Given two integer arrays preorder and inorder where preorder is the preorder traversal of a binary tree and inorder is the inorder traversal of the same tree, construct and return the binary tree.

 

Example 1:

Input: preorder = [3,9,20,15,7], inorder = [9,3,15,20,7]
Output: [3,9,20,null,null,15,7]

Example 2:

Input: preorder = [-1], inorder = [-1]
Output: [-1]

 

Constraints:

  • 1 <= preorder.length <= 3000
  • inorder.length == preorder.length
  • -3000 <= preorder[i], inorder[i] <= 3000
  • preorder and inorder consist of unique values.
  • Each value of inorder also appears in preorder.
  • preorder is guaranteed to be the preorder traversal of the tree.
  • inorder is guaranteed to be the inorder traversal of the tree.

Solution

/**
 * Definition for a binary tree node.
 * function TreeNode(val, left, right) {
 *     this.val = (val===undefined ? 0 : val)
 *     this.left = (left===undefined ? null : left)
 *     this.right = (right===undefined ? null : right)
 * }
 */
/**
 * @param {number[]} preorder
 * @param {number[]} inorder
 * @return {TreeNode}
 */
var buildTree = function(preorder, inorder) {
    const inMap = {};
    inorder.forEach((val, index) => {
        inMap[val] = index;
    });
    return construct(preorder, inorder, 0, inorder.length - 1, 0, inMap);
};

var construct = function(preorder, inorder, start, end, rootIndex, inMap) {
    if (start > end || rootIndex >= preorder.length) {
      return null;
    }

    const root = new TreeNode(preorder[rootIndex]);
    const split = inMap[root.val];
    const shift = split - start; // number of nodes of left subtree

    root.left = construct(preorder, inorder, start, split - 1, rootIndex + 1, inMap);
    root.right = construct(preorder, inorder, split + 1, end, rootIndex + shift + 1, inMap);

    return root;
};

We will implement a DFS solution.
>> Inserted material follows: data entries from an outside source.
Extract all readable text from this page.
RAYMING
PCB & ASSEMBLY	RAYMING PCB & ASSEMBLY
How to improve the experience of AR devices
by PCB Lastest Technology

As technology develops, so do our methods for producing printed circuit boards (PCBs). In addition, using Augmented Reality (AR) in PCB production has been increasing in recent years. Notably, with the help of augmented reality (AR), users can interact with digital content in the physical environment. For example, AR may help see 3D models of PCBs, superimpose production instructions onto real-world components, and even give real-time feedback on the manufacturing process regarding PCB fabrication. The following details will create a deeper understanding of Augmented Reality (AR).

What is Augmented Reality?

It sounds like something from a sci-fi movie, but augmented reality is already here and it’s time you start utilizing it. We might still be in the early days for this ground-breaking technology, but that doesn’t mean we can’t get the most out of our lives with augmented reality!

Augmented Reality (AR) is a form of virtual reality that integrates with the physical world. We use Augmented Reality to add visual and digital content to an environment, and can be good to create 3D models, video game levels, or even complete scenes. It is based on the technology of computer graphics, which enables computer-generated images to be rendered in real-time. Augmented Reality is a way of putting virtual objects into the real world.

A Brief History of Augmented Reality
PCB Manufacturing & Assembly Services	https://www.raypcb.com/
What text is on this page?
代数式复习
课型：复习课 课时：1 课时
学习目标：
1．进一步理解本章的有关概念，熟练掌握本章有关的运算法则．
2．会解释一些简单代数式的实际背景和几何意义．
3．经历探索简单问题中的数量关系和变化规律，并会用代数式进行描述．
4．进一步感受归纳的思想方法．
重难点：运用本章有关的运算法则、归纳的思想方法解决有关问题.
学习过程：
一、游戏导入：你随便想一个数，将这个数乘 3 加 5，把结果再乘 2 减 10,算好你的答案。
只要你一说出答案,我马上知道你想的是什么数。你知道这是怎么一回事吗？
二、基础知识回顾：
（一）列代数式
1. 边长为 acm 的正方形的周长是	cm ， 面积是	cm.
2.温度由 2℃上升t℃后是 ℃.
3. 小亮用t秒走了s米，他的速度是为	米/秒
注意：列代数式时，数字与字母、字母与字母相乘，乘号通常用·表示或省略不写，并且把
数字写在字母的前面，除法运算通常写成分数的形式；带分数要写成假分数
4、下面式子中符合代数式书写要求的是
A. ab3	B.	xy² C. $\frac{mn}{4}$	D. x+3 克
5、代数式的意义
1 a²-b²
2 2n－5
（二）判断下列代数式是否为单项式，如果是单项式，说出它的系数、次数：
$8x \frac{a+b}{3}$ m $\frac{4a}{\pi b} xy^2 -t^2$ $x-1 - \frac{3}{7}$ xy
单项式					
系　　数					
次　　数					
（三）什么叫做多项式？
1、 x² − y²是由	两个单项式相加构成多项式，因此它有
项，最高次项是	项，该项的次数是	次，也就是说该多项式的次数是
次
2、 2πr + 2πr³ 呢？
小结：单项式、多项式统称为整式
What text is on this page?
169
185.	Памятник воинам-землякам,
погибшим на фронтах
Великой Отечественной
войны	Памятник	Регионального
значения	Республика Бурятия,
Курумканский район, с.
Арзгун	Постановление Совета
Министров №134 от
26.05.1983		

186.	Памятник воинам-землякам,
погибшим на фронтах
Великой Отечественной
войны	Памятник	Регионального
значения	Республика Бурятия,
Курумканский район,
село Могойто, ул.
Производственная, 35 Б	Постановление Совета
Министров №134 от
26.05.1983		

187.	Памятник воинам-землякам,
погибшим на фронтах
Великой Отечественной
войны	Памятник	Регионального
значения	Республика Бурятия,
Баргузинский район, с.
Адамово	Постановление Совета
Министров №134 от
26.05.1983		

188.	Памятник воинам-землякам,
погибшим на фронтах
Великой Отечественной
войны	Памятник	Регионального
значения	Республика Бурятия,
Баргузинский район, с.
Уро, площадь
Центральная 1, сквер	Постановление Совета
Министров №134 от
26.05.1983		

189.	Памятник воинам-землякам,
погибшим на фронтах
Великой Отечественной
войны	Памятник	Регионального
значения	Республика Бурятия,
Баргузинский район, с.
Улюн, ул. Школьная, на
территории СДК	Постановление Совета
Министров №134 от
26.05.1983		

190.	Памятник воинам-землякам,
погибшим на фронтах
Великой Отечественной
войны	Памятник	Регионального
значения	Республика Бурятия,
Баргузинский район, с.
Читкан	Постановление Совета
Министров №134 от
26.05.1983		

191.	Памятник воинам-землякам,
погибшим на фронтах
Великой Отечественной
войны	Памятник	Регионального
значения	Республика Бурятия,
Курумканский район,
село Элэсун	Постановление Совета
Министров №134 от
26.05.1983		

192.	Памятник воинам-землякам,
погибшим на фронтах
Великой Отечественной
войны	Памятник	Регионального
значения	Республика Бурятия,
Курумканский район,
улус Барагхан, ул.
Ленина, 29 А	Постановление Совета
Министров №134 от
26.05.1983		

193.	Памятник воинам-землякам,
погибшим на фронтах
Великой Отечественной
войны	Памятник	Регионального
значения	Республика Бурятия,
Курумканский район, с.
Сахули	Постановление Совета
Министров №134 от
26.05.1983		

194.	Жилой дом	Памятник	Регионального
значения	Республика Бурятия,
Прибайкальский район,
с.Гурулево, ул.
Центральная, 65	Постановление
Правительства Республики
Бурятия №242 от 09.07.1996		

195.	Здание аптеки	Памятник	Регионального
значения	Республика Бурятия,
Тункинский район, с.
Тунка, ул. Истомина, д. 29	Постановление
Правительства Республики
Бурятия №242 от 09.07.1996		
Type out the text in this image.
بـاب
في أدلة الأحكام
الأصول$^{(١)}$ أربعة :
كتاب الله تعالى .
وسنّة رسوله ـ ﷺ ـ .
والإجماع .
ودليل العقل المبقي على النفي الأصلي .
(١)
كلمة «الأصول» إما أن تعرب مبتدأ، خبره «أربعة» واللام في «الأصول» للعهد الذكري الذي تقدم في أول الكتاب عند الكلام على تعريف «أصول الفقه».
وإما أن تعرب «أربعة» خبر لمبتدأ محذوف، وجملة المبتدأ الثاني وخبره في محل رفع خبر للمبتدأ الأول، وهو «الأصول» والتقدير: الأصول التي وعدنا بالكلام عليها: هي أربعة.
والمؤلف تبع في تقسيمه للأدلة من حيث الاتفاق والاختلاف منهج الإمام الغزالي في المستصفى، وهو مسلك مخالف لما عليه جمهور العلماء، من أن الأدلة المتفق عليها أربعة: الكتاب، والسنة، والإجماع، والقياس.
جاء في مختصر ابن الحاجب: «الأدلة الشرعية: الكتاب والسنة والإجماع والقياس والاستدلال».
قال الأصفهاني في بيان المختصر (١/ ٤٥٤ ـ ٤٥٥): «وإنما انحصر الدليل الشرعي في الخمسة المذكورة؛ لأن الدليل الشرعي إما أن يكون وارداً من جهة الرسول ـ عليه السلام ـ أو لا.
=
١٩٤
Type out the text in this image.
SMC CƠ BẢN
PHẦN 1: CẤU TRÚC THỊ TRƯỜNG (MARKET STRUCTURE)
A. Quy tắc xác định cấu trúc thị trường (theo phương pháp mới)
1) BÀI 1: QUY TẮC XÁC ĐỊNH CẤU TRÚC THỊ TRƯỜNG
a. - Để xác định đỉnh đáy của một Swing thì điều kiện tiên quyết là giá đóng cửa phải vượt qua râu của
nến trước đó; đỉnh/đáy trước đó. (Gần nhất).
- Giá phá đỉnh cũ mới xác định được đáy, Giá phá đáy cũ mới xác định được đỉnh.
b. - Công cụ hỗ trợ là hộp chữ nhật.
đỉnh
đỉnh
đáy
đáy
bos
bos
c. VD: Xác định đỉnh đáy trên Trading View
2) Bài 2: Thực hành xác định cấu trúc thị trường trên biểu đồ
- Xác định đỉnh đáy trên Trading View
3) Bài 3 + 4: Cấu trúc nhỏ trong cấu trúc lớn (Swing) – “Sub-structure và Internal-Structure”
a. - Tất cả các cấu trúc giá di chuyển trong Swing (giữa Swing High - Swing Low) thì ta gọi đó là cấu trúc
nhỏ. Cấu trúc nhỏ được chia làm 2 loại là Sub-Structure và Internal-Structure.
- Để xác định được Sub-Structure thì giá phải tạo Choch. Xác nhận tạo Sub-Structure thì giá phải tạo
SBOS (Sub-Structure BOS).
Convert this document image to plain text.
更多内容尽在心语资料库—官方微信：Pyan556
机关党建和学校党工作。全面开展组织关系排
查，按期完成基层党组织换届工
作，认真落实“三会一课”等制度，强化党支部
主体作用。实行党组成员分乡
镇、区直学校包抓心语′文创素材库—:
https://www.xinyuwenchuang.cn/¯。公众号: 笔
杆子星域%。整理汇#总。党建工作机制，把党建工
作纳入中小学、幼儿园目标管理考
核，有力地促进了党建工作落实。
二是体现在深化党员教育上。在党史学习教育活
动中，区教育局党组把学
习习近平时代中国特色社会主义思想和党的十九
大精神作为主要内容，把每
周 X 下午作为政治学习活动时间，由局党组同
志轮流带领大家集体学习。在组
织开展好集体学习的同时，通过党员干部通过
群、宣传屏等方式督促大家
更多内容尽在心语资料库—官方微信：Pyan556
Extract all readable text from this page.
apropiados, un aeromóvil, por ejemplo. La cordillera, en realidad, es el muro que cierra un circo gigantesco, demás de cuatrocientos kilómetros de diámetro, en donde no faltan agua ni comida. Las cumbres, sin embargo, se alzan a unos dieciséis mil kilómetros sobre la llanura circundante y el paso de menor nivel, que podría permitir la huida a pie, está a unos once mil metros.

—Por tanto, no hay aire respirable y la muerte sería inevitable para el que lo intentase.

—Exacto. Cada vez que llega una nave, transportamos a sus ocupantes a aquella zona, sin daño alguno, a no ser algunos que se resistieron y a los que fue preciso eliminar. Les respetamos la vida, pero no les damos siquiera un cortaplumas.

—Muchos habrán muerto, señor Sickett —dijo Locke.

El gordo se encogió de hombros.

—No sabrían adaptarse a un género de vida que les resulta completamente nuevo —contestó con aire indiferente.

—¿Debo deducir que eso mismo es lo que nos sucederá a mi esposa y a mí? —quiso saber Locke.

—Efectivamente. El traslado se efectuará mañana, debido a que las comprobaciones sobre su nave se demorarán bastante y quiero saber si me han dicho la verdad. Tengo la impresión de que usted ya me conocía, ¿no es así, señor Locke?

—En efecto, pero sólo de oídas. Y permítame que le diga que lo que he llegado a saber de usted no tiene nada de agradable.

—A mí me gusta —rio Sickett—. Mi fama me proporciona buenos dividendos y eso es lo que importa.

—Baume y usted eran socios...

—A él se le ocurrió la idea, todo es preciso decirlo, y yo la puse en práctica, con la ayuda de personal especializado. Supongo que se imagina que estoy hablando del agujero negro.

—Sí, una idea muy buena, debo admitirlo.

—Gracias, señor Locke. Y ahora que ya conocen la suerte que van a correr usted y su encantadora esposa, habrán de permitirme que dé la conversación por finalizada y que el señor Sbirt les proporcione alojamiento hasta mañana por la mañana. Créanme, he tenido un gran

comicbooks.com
We know the first value in preorder must be the root of the tree. Finding the root value in inorder gives us the left and right halves of the two subtrees. Next, split up the tree into subtrees and recursively construct the full tree.

For example, say preorder = [3,9,20,15,7] and inorder = [9,3,15,20,7]. In our first call, the root is 3 (first value of preorder), so we split up inorder at that value. Thus, for our two recursive calls, we use inorder = [9] and inorder = [15, 20, 7]. We do a similar operation to preorder without the first value, by splitting it into two groups of the same size as inorder. In this case, we get preorder = [9] and preorder = [20, 15, 7]. Note that, in the implementation we just keep track of all the indices instead of splitting the array.